Но все это — только цветочки. В следующем акте он превращается в настоящего Человека. Он уже подчинил себе Природу и создал науку, которая рассеяла миражи и предрассудки его детства. Он становится хозяином собственной судьбы. Быстренько пролистнув этот исторический период (в котором движение вперед и вверх местами становится почти неразличимо, но это ничто в сравнении с нашей грандиозной шкалой времени), мы следуем за нашим героем дальше, в будущее. Поглядим же на него в последнем акте, хотя и не в последней сцене, этой великой мистерии. Всей планетой (по некоторым версиям — всей галактикой) правит теперь раса полубогов. Евгеника сделала все возможное, чтобы на свет рождались только полубоги; психоанализ — чтобы ни один из них не потерял и не запятнал свою божественность; экономика — чтобы они вмиг получали все, в чем только могут нуждаться полубоги. Человек взошел на трон. Человек стал Богом. Все вокруг залито ослепительным сиянием славы. Но последний росчерк пера гения-мифотворца еще впереди. Ведь так могут заканчиваться лишь самые примитивные версии Мифа. Ставить точку на этом месте — слегка напыщенно и даже слегка вульгарно. Если мы сейчас ее поставим, история лишится всего своего величия. Следовательно, в лучших версиях Мифа последняя сцена ставит все с ног на голову. Артур погиб; Зигфрид погиб; Роланд погиб в Ронсевале. Над богами незаметно сгустились сумерки. А ведь все это время мы не вспоминали Мордреда, Хагена, Ганилона. Все это время Природа, давний враг, который лишь притворялся поверженным, тихо, незаметно и беспрестанно отбивался от рук, разъедая и подтачивая человеческую власть. Солнце погаснет — все солнца погаснут — и Вселенная остановит свой бег. Жизнь (все формы жизни) будет изгнана с каждого кубического дюйма бесконечного пространства без всякой надежды на возвращение. Все кончится, все обратится в ничто. “Тьма покрывает все.” По законам елизаветинской трагедии наш герой низвергнется с вершины славы, на которую так долго и мучительно взбирался; мы отвержены, “и в лености ума угасла страсть”. На самом деле, это гораздо лучше елизаветинской трагедии: финал здесь — поистине финал. Он приводит нас не к концу истории, но к концу всех возможных историй: enden sah ich die welt.

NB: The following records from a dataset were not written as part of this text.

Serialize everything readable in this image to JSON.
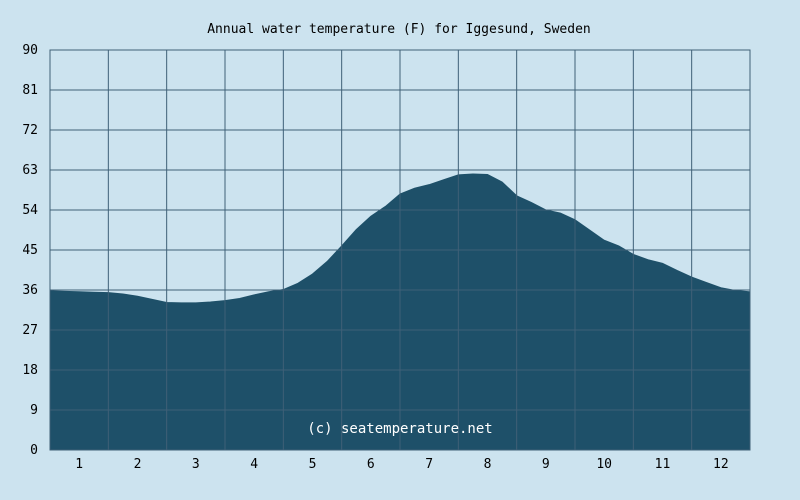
{
  "chart_data": {
    "type": "area",
    "title": "Annual water temperature (F) for Iggesund, Sweden",
    "watermark": "(c) seatemperature.net",
    "xlabel": "",
    "ylabel": "",
    "ylim": [
      0,
      90
    ],
    "xlim": [
      0.5,
      12.5
    ],
    "y_ticks": [
      "0",
      "9",
      "18",
      "27",
      "36",
      "45",
      "54",
      "63",
      "72",
      "81",
      "90"
    ],
    "x_ticks": [
      "1",
      "2",
      "3",
      "4",
      "5",
      "6",
      "7",
      "8",
      "9",
      "10",
      "11",
      "12"
    ],
    "grid": true,
    "colors": {
      "background": "#cce3ef",
      "plot_background": "#cce3ef",
      "fill": "#1e5069",
      "grid": "#3f6077",
      "watermark": "#ffffff"
    },
    "series": [
      {
        "x": [
          0.5,
          0.75,
          1.0,
          1.25,
          1.5,
          1.75,
          2.0,
          2.25,
          2.5,
          2.75,
          3.0,
          3.25,
          3.5,
          3.75,
          4.0,
          4.25,
          4.5,
          4.75,
          5.0,
          5.25,
          5.5,
          5.75,
          6.0,
          6.25,
          6.5,
          6.75,
          7.0,
          7.25,
          7.5,
          7.75,
          8.0,
          8.25,
          8.5,
          8.75,
          9.0,
          9.25,
          9.5,
          9.75,
          10.0,
          10.25,
          10.5,
          10.75,
          11.0,
          11.25,
          11.5,
          11.75,
          12.0,
          12.25,
          12.5
        ],
        "values": [
          35.8,
          35.7,
          35.6,
          35.5,
          35.4,
          35.1,
          34.6,
          33.9,
          33.2,
          33.1,
          33.1,
          33.3,
          33.6,
          34.1,
          34.9,
          35.6,
          36.1,
          37.5,
          39.6,
          42.4,
          45.9,
          49.6,
          52.6,
          54.8,
          57.6,
          58.9,
          59.7,
          60.8,
          61.9,
          62.1,
          62.0,
          60.3,
          57.2,
          55.7,
          54.0,
          53.3,
          51.8,
          49.5,
          47.2,
          45.9,
          44.0,
          42.8,
          42.0,
          40.4,
          38.9,
          37.7,
          36.5,
          35.9,
          35.6
        ]
      }
    ]
  }
}
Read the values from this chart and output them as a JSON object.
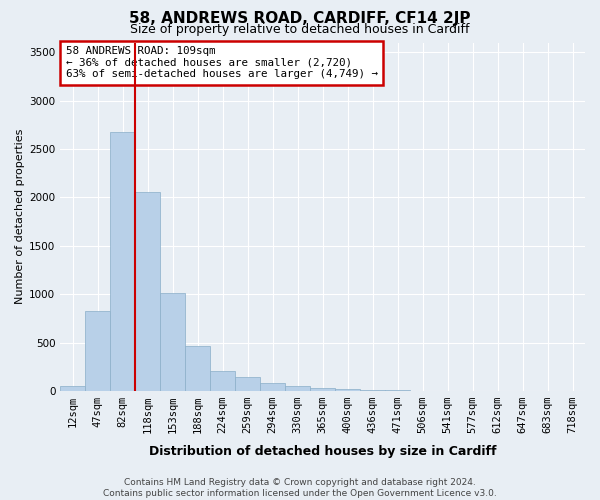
{
  "title1": "58, ANDREWS ROAD, CARDIFF, CF14 2JP",
  "title2": "Size of property relative to detached houses in Cardiff",
  "xlabel": "Distribution of detached houses by size in Cardiff",
  "ylabel": "Number of detached properties",
  "categories": [
    "12sqm",
    "47sqm",
    "82sqm",
    "118sqm",
    "153sqm",
    "188sqm",
    "224sqm",
    "259sqm",
    "294sqm",
    "330sqm",
    "365sqm",
    "400sqm",
    "436sqm",
    "471sqm",
    "506sqm",
    "541sqm",
    "577sqm",
    "612sqm",
    "647sqm",
    "683sqm",
    "718sqm"
  ],
  "values": [
    50,
    830,
    2680,
    2060,
    1010,
    460,
    210,
    140,
    80,
    50,
    30,
    20,
    15,
    10,
    5,
    3,
    2,
    1,
    1,
    1,
    0
  ],
  "bar_color": "#b8d0e8",
  "bar_edge_color": "#8aaec8",
  "vline_color": "#cc0000",
  "ylim": [
    0,
    3600
  ],
  "yticks": [
    0,
    500,
    1000,
    1500,
    2000,
    2500,
    3000,
    3500
  ],
  "annotation_text": "58 ANDREWS ROAD: 109sqm\n← 36% of detached houses are smaller (2,720)\n63% of semi-detached houses are larger (4,749) →",
  "box_color": "#ffffff",
  "box_edge_color": "#cc0000",
  "footer": "Contains HM Land Registry data © Crown copyright and database right 2024.\nContains public sector information licensed under the Open Government Licence v3.0.",
  "background_color": "#e8eef4",
  "grid_color": "#ffffff",
  "title1_fontsize": 11,
  "title2_fontsize": 9,
  "ylabel_fontsize": 8,
  "xlabel_fontsize": 9,
  "tick_fontsize": 7.5,
  "footer_fontsize": 6.5
}
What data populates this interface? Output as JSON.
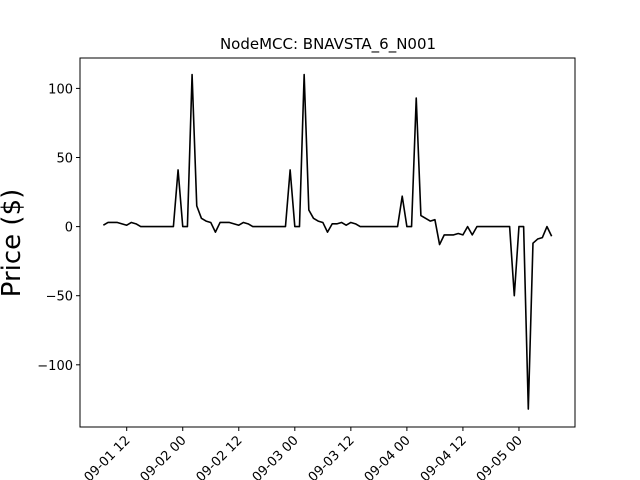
{
  "chart_data": {
    "type": "line",
    "title": "NodeMCC: BNAVSTA_6_N001",
    "y_label": "Price ($)",
    "x": [
      "09-01 07",
      "09-01 08",
      "09-01 09",
      "09-01 10",
      "09-01 11",
      "09-01 12",
      "09-01 13",
      "09-01 14",
      "09-01 15",
      "09-01 16",
      "09-01 17",
      "09-01 18",
      "09-01 19",
      "09-01 20",
      "09-01 21",
      "09-01 22",
      "09-01 23",
      "09-02 00",
      "09-02 01",
      "09-02 02",
      "09-02 03",
      "09-02 04",
      "09-02 05",
      "09-02 06",
      "09-02 07",
      "09-02 08",
      "09-02 09",
      "09-02 10",
      "09-02 11",
      "09-02 12",
      "09-02 13",
      "09-02 14",
      "09-02 15",
      "09-02 16",
      "09-02 17",
      "09-02 18",
      "09-02 19",
      "09-02 20",
      "09-02 21",
      "09-02 22",
      "09-02 23",
      "09-03 00",
      "09-03 01",
      "09-03 02",
      "09-03 03",
      "09-03 04",
      "09-03 05",
      "09-03 06",
      "09-03 07",
      "09-03 08",
      "09-03 09",
      "09-03 10",
      "09-03 11",
      "09-03 12",
      "09-03 13",
      "09-03 14",
      "09-03 15",
      "09-03 16",
      "09-03 17",
      "09-03 18",
      "09-03 19",
      "09-03 20",
      "09-03 21",
      "09-03 22",
      "09-03 23",
      "09-04 00",
      "09-04 01",
      "09-04 02",
      "09-04 03",
      "09-04 04",
      "09-04 05",
      "09-04 06",
      "09-04 07",
      "09-04 08",
      "09-04 09",
      "09-04 10",
      "09-04 11",
      "09-04 12",
      "09-04 13",
      "09-04 14",
      "09-04 15",
      "09-04 16",
      "09-04 17",
      "09-04 18",
      "09-04 19",
      "09-04 20",
      "09-04 21",
      "09-04 22",
      "09-04 23",
      "09-05 00",
      "09-05 01",
      "09-05 02",
      "09-05 03",
      "09-05 04",
      "09-05 05",
      "09-05 06",
      "09-05 07"
    ],
    "series": [
      {
        "color": "#000000",
        "values": [
          1,
          3,
          3,
          3,
          2,
          1,
          3,
          2,
          0,
          0,
          0,
          0,
          0,
          0,
          0,
          0,
          41,
          0,
          0,
          110,
          15,
          6,
          4,
          3,
          -4,
          3,
          3,
          3,
          2,
          1,
          3,
          2,
          0,
          0,
          0,
          0,
          0,
          0,
          0,
          0,
          41,
          0,
          0,
          110,
          12,
          6,
          4,
          3,
          -4,
          2,
          2,
          3,
          1,
          3,
          2,
          0,
          0,
          0,
          0,
          0,
          0,
          0,
          0,
          0,
          22,
          0,
          0,
          93,
          8,
          6,
          4,
          5,
          -13,
          -6,
          -6,
          -6,
          -5,
          -6,
          0,
          -6,
          0,
          0,
          0,
          0,
          0,
          0,
          0,
          0,
          -50,
          0,
          0,
          -132,
          -12,
          -9,
          -8,
          0,
          -7
        ]
      }
    ],
    "xlim": [
      "09-01 02",
      "09-05 12"
    ],
    "xticks": [
      "09-01 12",
      "09-02 00",
      "09-02 12",
      "09-03 00",
      "09-03 12",
      "09-04 00",
      "09-04 12",
      "09-05 00"
    ],
    "ylim": [
      -145,
      122
    ],
    "yticks": [
      {
        "value": -100,
        "label": "−100"
      },
      {
        "value": -50,
        "label": "−50"
      },
      0,
      50,
      100
    ]
  }
}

Я вырос с верой в этот Миф, я чувствовал — и до сих пор чувствую — его почти совершенное величие. Кто посмел сказать, что наш век лишен воображения? Ни греки, ни скандинавы не сочинили лучшей истории. Даже и в эти дни, пребывая в особом расположении духа, я порою в глубине души хочу, чтобы она оказалась не Мифом, но правдой. Но возможно ли это?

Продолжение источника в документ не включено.